Recommendation 4-18: The Defense Advanced Research Projects Agency (DARPA) Information Innovation Office should partner with the DARPA Tactical Technology Office or another DARPA office focused on weapons system technology to demonstrate the application of the recommendations in this report to a major weapons system prototyping program. The collaborating

offices should jointly prepare a report for other elements of the Department of Defense and the Defense Industrial Base on lessons learned from the effort.

Closing Thoughts

DoD should encourage acquisition and development innovation on a local and experimental basis and actively enlist DARPA experiments to pilot and experiment side by side with these innovators, rewarding those who differ and truly study their successes or failures. This approach is what has happened at AWS with formal methods. Overwhelmingly, most systems at AWS are not developed with formal methods, but some have been, and those successes have motivated further activities. This is the most likely path for DoD success.

DoD and its contractors need strong technical people to carry out advanced work. These people need to be motivated, mission driven, well trained, treated well, and well paid. The committee heard repeatedly in the briefings it received that DoD is losing good people because these requirements are not met. This problem relates to incentives generally, as mentioned above.

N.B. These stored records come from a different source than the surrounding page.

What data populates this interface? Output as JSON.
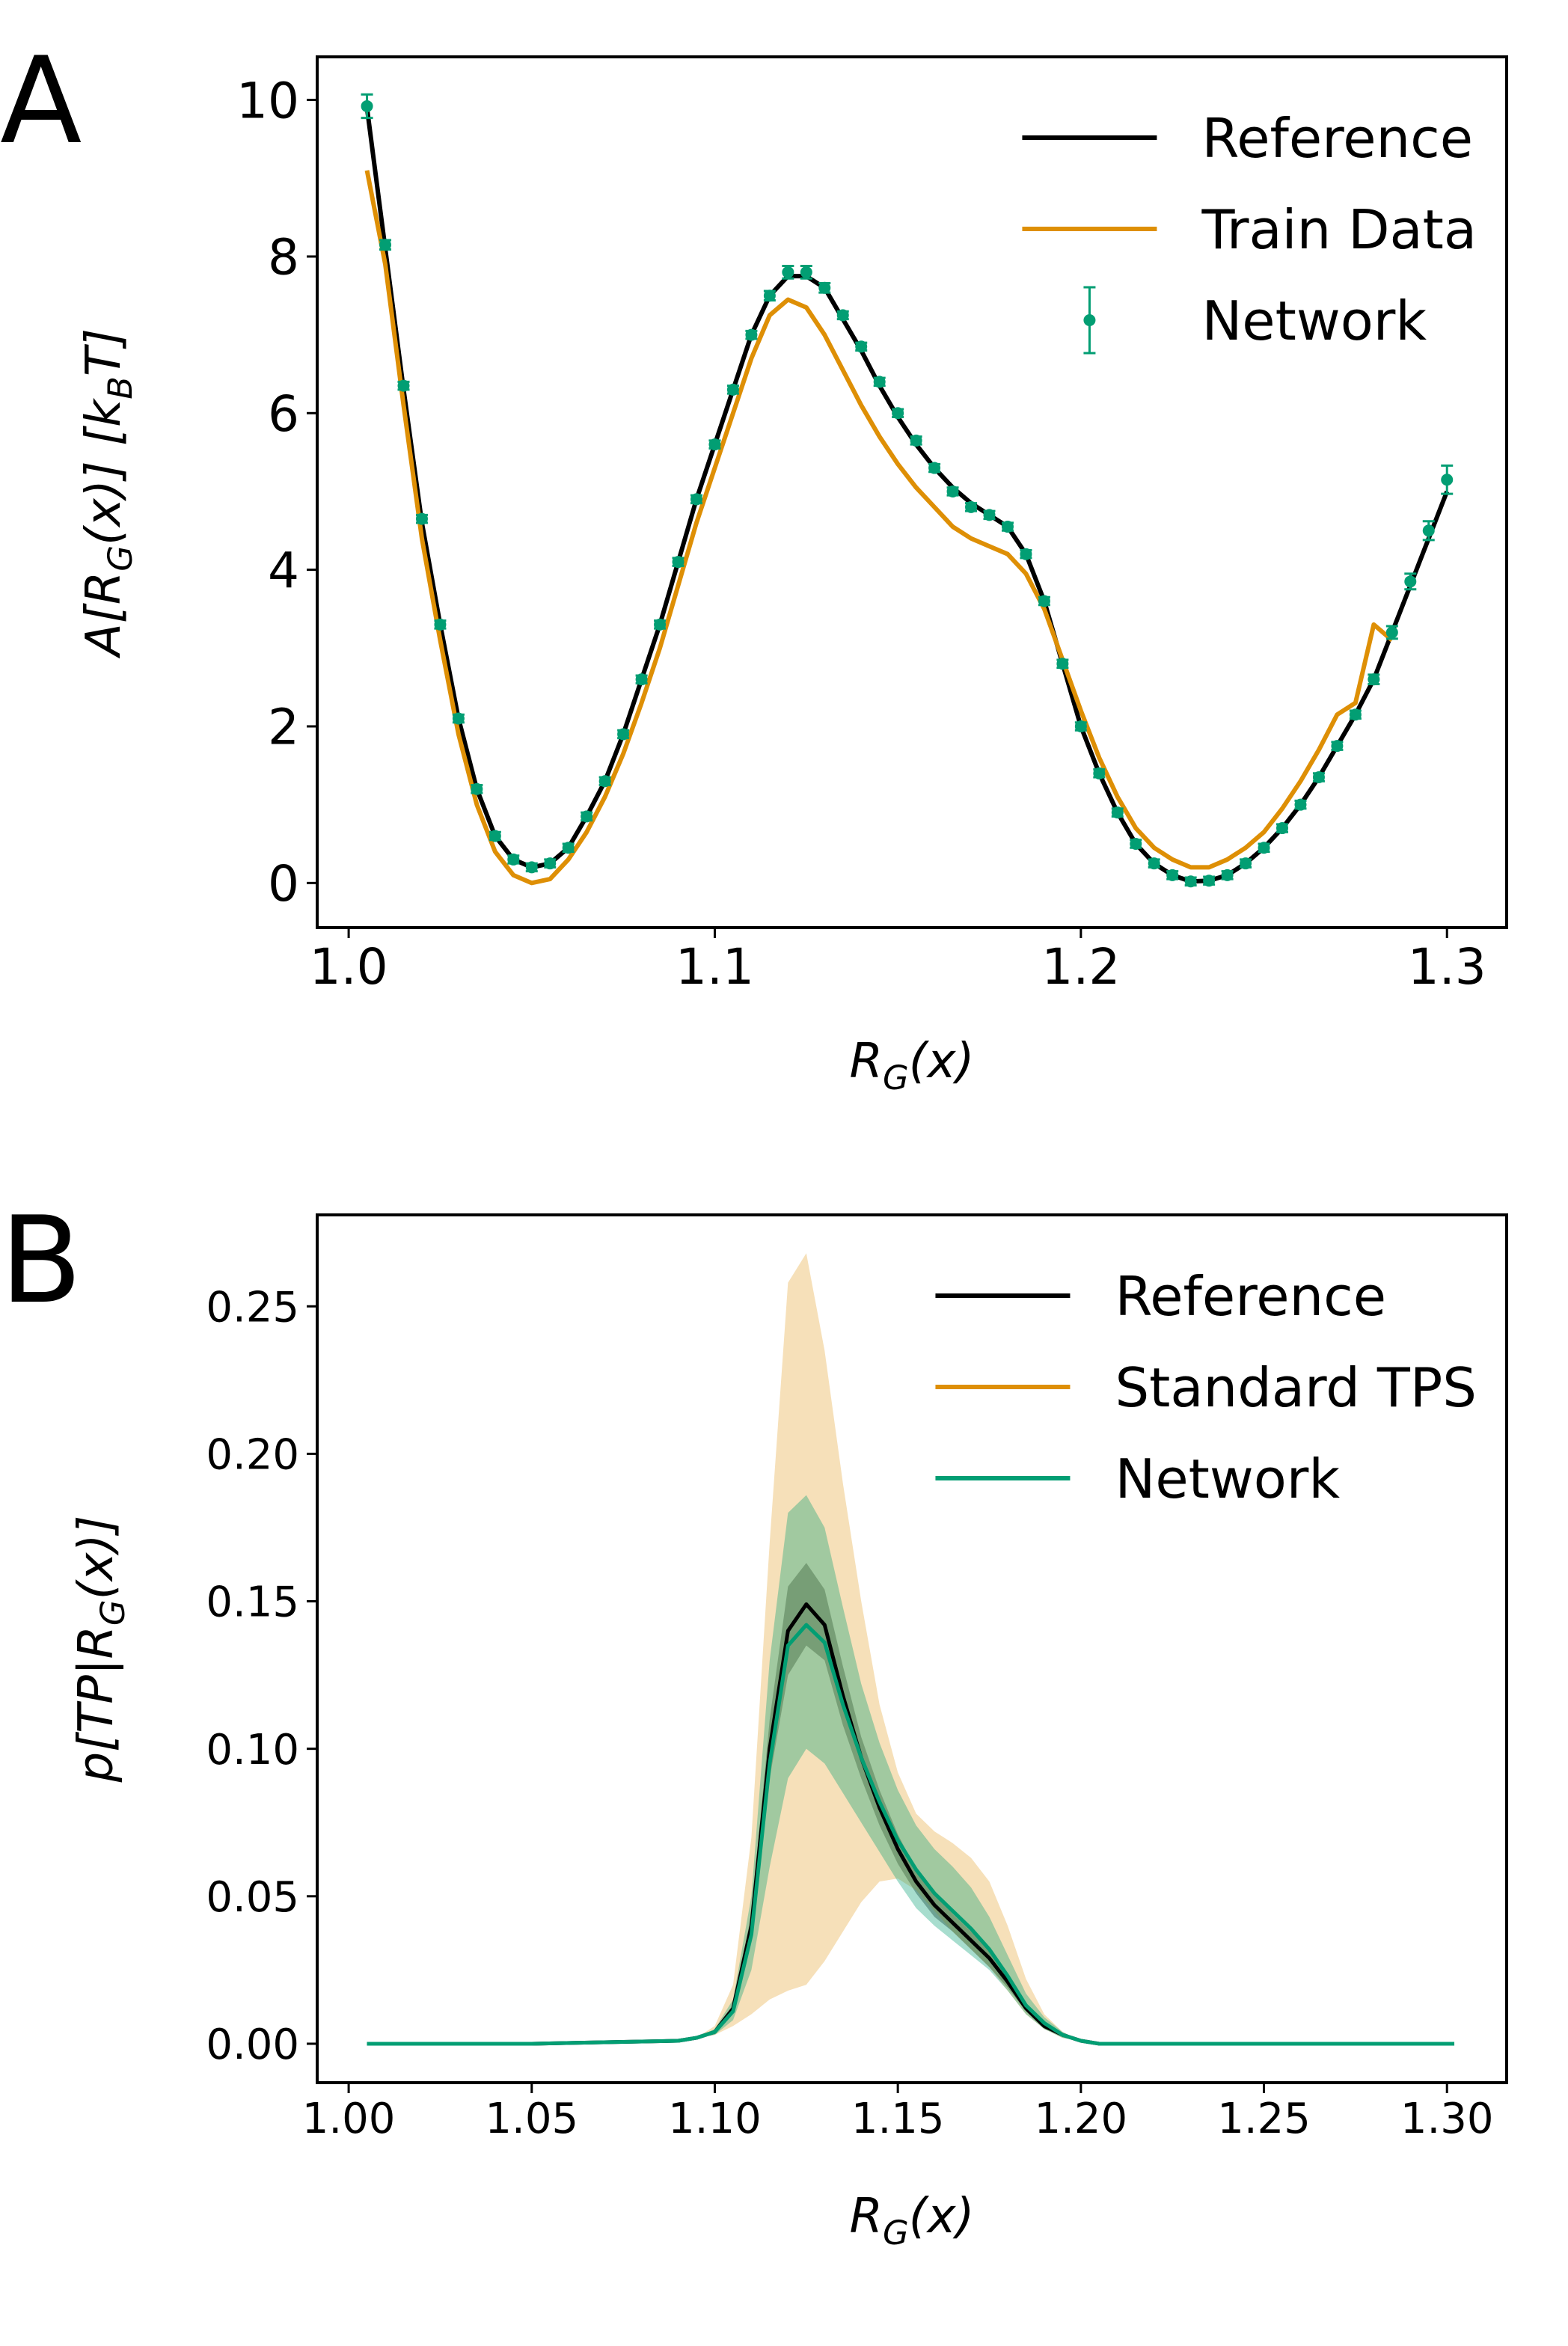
{
  "chart_data": [
    {
      "type": "line",
      "panel_label": "A",
      "xlabel": [
        "R",
        "G",
        "(x)"
      ],
      "ylabel": [
        "A[R",
        "G",
        "(x)] [k",
        "B",
        "T]"
      ],
      "xlim": [
        0.9914,
        1.3163
      ],
      "xticks": [
        {
          "value": 1.0,
          "label": "1.0"
        },
        1.1,
        1.2,
        1.3
      ],
      "ylim": [
        -0.57,
        10.55
      ],
      "yticks": [
        0,
        2,
        4,
        6,
        8,
        10
      ],
      "legend": "upper right",
      "x": [
        1.005,
        1.01,
        1.015,
        1.02,
        1.025,
        1.03,
        1.035,
        1.04,
        1.045,
        1.05,
        1.055,
        1.06,
        1.065,
        1.07,
        1.075,
        1.08,
        1.085,
        1.09,
        1.095,
        1.1,
        1.105,
        1.11,
        1.115,
        1.12,
        1.125,
        1.13,
        1.135,
        1.14,
        1.145,
        1.15,
        1.155,
        1.16,
        1.165,
        1.17,
        1.175,
        1.18,
        1.185,
        1.19,
        1.195,
        1.2,
        1.205,
        1.21,
        1.215,
        1.22,
        1.225,
        1.23,
        1.235,
        1.24,
        1.245,
        1.25,
        1.255,
        1.26,
        1.265,
        1.27,
        1.275,
        1.28,
        1.285,
        1.29,
        1.295,
        1.3
      ],
      "series": [
        {
          "name": "Reference",
          "color": "#000000",
          "values": [
            9.9,
            8.1,
            6.3,
            4.6,
            3.3,
            2.1,
            1.2,
            0.6,
            0.3,
            0.2,
            0.25,
            0.45,
            0.85,
            1.3,
            1.9,
            2.6,
            3.3,
            4.1,
            4.9,
            5.6,
            6.3,
            7.0,
            7.5,
            7.75,
            7.75,
            7.6,
            7.2,
            6.8,
            6.35,
            5.95,
            5.6,
            5.3,
            5.05,
            4.85,
            4.7,
            4.55,
            4.2,
            3.6,
            2.8,
            2.0,
            1.4,
            0.9,
            0.5,
            0.25,
            0.1,
            0.02,
            0.03,
            0.1,
            0.25,
            0.45,
            0.7,
            1.0,
            1.35,
            1.75,
            2.15,
            2.6,
            3.2,
            3.8,
            4.4,
            5.0
          ]
        },
        {
          "name": "Train Data",
          "color": "#de8f05",
          "values": [
            9.1,
            7.9,
            6.1,
            4.4,
            3.1,
            1.9,
            1.0,
            0.4,
            0.1,
            0.0,
            0.05,
            0.3,
            0.65,
            1.1,
            1.65,
            2.3,
            3.0,
            3.8,
            4.6,
            5.3,
            6.0,
            6.7,
            7.25,
            7.45,
            7.35,
            7.0,
            6.55,
            6.1,
            5.7,
            5.35,
            5.05,
            4.8,
            4.55,
            4.4,
            4.3,
            4.2,
            3.95,
            3.5,
            2.85,
            2.2,
            1.6,
            1.1,
            0.7,
            0.45,
            0.3,
            0.2,
            0.2,
            0.3,
            0.45,
            0.65,
            0.95,
            1.3,
            1.7,
            2.15,
            2.3,
            3.3,
            3.1,
            null,
            null,
            null
          ]
        },
        {
          "name": "Network",
          "color": "#029e73",
          "marker": "o",
          "values": [
            9.92,
            8.15,
            6.35,
            4.65,
            3.3,
            2.1,
            1.2,
            0.6,
            0.3,
            0.2,
            0.25,
            0.45,
            0.85,
            1.3,
            1.9,
            2.6,
            3.3,
            4.1,
            4.9,
            5.6,
            6.3,
            7.0,
            7.5,
            7.8,
            7.8,
            7.6,
            7.25,
            6.85,
            6.4,
            6.0,
            5.65,
            5.3,
            5.0,
            4.8,
            4.7,
            4.55,
            4.2,
            3.6,
            2.8,
            2.0,
            1.4,
            0.9,
            0.5,
            0.25,
            0.1,
            0.02,
            0.03,
            0.1,
            0.25,
            0.45,
            0.7,
            1.0,
            1.35,
            1.75,
            2.15,
            2.6,
            3.2,
            3.85,
            4.5,
            5.15
          ],
          "errors": [
            0.15,
            0.06,
            0.05,
            0.05,
            0.05,
            0.05,
            0.05,
            0.05,
            0.05,
            0.05,
            0.05,
            0.05,
            0.05,
            0.05,
            0.05,
            0.05,
            0.05,
            0.05,
            0.05,
            0.05,
            0.05,
            0.05,
            0.06,
            0.08,
            0.08,
            0.06,
            0.05,
            0.05,
            0.05,
            0.05,
            0.05,
            0.05,
            0.05,
            0.05,
            0.05,
            0.05,
            0.05,
            0.05,
            0.05,
            0.05,
            0.05,
            0.05,
            0.05,
            0.05,
            0.05,
            0.05,
            0.05,
            0.05,
            0.05,
            0.05,
            0.05,
            0.05,
            0.05,
            0.05,
            0.05,
            0.06,
            0.08,
            0.1,
            0.12,
            0.18
          ]
        }
      ]
    },
    {
      "type": "line",
      "panel_label": "B",
      "xlabel": [
        "R",
        "G",
        "(x)"
      ],
      "ylabel": [
        "p[TP|R",
        "G",
        "(x)]"
      ],
      "xlim": [
        0.9914,
        1.3163
      ],
      "xticks": [
        {
          "value": 1.0,
          "label": "1.00"
        },
        1.05,
        {
          "value": 1.1,
          "label": "1.10"
        },
        1.15,
        {
          "value": 1.2,
          "label": "1.20"
        },
        1.25,
        {
          "value": 1.3,
          "label": "1.30"
        }
      ],
      "ylim": [
        -0.0132,
        0.281
      ],
      "yticks": [
        {
          "value": 0,
          "label": "0.00"
        },
        0.05,
        {
          "value": 0.1,
          "label": "0.10"
        },
        0.15,
        {
          "value": 0.2,
          "label": "0.20"
        },
        0.25
      ],
      "legend": "upper right",
      "x": [
        1.005,
        1.05,
        1.09,
        1.095,
        1.1,
        1.105,
        1.11,
        1.115,
        1.12,
        1.125,
        1.13,
        1.135,
        1.14,
        1.145,
        1.15,
        1.155,
        1.16,
        1.165,
        1.17,
        1.175,
        1.18,
        1.185,
        1.19,
        1.195,
        1.2,
        1.205,
        1.25,
        1.302
      ],
      "series": [
        {
          "name": "Reference",
          "color": "#000000",
          "values": [
            0,
            0,
            0.001,
            0.002,
            0.004,
            0.012,
            0.04,
            0.1,
            0.14,
            0.149,
            0.142,
            0.118,
            0.097,
            0.08,
            0.066,
            0.055,
            0.047,
            0.041,
            0.035,
            0.029,
            0.021,
            0.012,
            0.006,
            0.003,
            0.001,
            0,
            0,
            0
          ],
          "lower": [
            0,
            0,
            0.001,
            0.002,
            0.004,
            0.011,
            0.036,
            0.09,
            0.125,
            0.135,
            0.13,
            0.108,
            0.09,
            0.074,
            0.061,
            0.051,
            0.043,
            0.038,
            0.032,
            0.026,
            0.019,
            0.011,
            0.005,
            0.003,
            0.001,
            0,
            0,
            0
          ],
          "upper": [
            0,
            0,
            0.001,
            0.002,
            0.004,
            0.013,
            0.044,
            0.11,
            0.155,
            0.163,
            0.154,
            0.128,
            0.104,
            0.086,
            0.071,
            0.059,
            0.051,
            0.044,
            0.038,
            0.032,
            0.023,
            0.013,
            0.007,
            0.003,
            0.001,
            0,
            0,
            0
          ]
        },
        {
          "name": "Standard TPS",
          "color": "#de8f05",
          "lower": [
            0,
            0,
            0.001,
            0.002,
            0.003,
            0.006,
            0.01,
            0.015,
            0.018,
            0.02,
            0.028,
            0.038,
            0.048,
            0.055,
            0.056,
            0.052,
            0.045,
            0.038,
            0.032,
            0.026,
            0.018,
            0.01,
            0.005,
            0.002,
            0.001,
            0,
            0,
            0
          ],
          "upper": [
            0,
            0,
            0.001,
            0.002,
            0.006,
            0.02,
            0.07,
            0.17,
            0.258,
            0.268,
            0.235,
            0.19,
            0.15,
            0.115,
            0.092,
            0.078,
            0.072,
            0.068,
            0.063,
            0.055,
            0.04,
            0.022,
            0.01,
            0.004,
            0.001,
            0,
            0,
            0
          ]
        },
        {
          "name": "Network",
          "color": "#029e73",
          "values": [
            0,
            0,
            0.001,
            0.002,
            0.004,
            0.011,
            0.037,
            0.095,
            0.135,
            0.142,
            0.136,
            0.115,
            0.097,
            0.082,
            0.069,
            0.059,
            0.051,
            0.045,
            0.039,
            0.032,
            0.023,
            0.013,
            0.007,
            0.003,
            0.001,
            0,
            0,
            0
          ],
          "lower": [
            0,
            0,
            0.001,
            0.002,
            0.003,
            0.008,
            0.025,
            0.06,
            0.09,
            0.1,
            0.095,
            0.085,
            0.075,
            0.065,
            0.055,
            0.046,
            0.04,
            0.035,
            0.03,
            0.025,
            0.018,
            0.01,
            0.005,
            0.002,
            0.001,
            0,
            0,
            0
          ],
          "upper": [
            0,
            0,
            0.001,
            0.002,
            0.005,
            0.015,
            0.05,
            0.13,
            0.18,
            0.186,
            0.175,
            0.148,
            0.122,
            0.102,
            0.086,
            0.074,
            0.066,
            0.06,
            0.053,
            0.043,
            0.03,
            0.017,
            0.009,
            0.004,
            0.001,
            0,
            0,
            0
          ]
        }
      ]
    }
  ]
}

Ideally, a competitive market in which the buyers are valuing agility and assurance would produce suppliers that deliver those properties, up to the limit set by the state of art. Unfortunately, the defense acquisition system lacks essential characteristics of competitive markets, such as low barrier to entry and diversity of suppliers and consumers. Accepting that these are fundamental constraints of the defense market and that a wholesale restructuring of the defense acquisition system is well beyond the realm of viability for the purposes of this study, this report focuses on specific proposals to better align incentive structure with desired outcomes.